Pupillary responses of macaques during a light stimulus under normal conditions and during pharmacological blockade. (A) Retinal irradiance-pupillary response plots under normal conditions. (B) Retinal irradiance-pupillary response plots after pharmacological blockade. The white dotted line indicates the retinal irradiance at 470 nm required to produce half-maximal pupilloconstriction. In panels A and B, line color represents an approximation of stimulus wavelength. (C) Spectral sensitivity data derived from panels A and B. The data in normal condition (▲) is poorly fit (R² = 0.77) by a best-fit, Vitamin A₁ pigment nomogram (peak sensitivity at 522 nm). The data obtained during pharmacological blockade (●) is well fit (R² = 0.99) by a Vitamin A₁ pigment nomogram with peak sensitivity at 482 nm.

Figure 3

Post-stimulus, sustained pupillary responses of macaques under normal conditions and during pharmacological blockade. (A) Retinal irradiance-pupillary response plots under normal conditions. (B) Retinal irradiance-pupillary response plots after pharmacological blockade. In both A and B, the white dotted line indicates the retinal irradiance at 470 nm required to produce half-maximal pupilloconstriction, line color represents an approximation of stimulus wavelength, and P_max = 3.0 mm was used for fitting the Hill equations. (C) Spectral sensitivity data derived from panels A and B. The solid curve, a Vitamin A₁ pigment nomogram with peak sensitivity at 482 nm, closely matches the data obtained both under normal conditions (▲, R² = 0.98) (Best fit λ_max 483 nm) and during pharmacological blockade (●, R² = 0.97) (Best fit: λ_max 476 nm).

Figure 4

Post-stimulus, sustained pupillary responses in humans. (A) Averaged responses (n=3) of the pupil to 493 nm light of 14.1 log quanta/cm²/second irradiance (blue trace), and 613 nm light of 14.1 log quanta/cm²/second irradiance (red trace). (B) Retinal irradiance-pupillary response plot for 493 nm irradiance.

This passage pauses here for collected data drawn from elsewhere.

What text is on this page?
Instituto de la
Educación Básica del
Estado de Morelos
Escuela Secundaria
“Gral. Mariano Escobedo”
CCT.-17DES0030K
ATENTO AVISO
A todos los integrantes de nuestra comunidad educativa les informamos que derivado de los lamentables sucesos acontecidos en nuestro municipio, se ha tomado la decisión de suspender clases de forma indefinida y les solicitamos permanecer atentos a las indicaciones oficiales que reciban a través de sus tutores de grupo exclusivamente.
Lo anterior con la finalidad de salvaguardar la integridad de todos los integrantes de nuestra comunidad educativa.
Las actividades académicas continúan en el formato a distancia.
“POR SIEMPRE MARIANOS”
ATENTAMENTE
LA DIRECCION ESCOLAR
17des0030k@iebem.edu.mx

The white dotted line indicates the retinal irradiance required to produce half-maximal pupilloconstriction. (C) Criterion pupil response. Magnitude of the sustained post-stimulus pupillary response after light OFF at eight different wavelengths (SEM error bars). The retinal irradiance used at each wavelength is indicated above the data point. Each stimulus irradiance was calculated to produce the same sustained pupil constriction if these responses were mediated solely by a Vitamin A₁ pigment nomogram with a peak sensitivity at 482 nm. (D) Spectral sensitivity data derived from the results shown in C. For each wavelength, the difference between the measured and criterion pupilloconstriction in C was converted into an irradiance difference value based on the irradiance-pupilloconstriction response curve in B. This difference value was then combined with the stimulus irradiance value to determine the retinal irradiance required to produce the criterion pupil response at that wavelength. The solid curve, a Vitamin A1 pigment nomogram with peak sensitivity at 482 nm, closely matches the data (▲, R² = 0.99).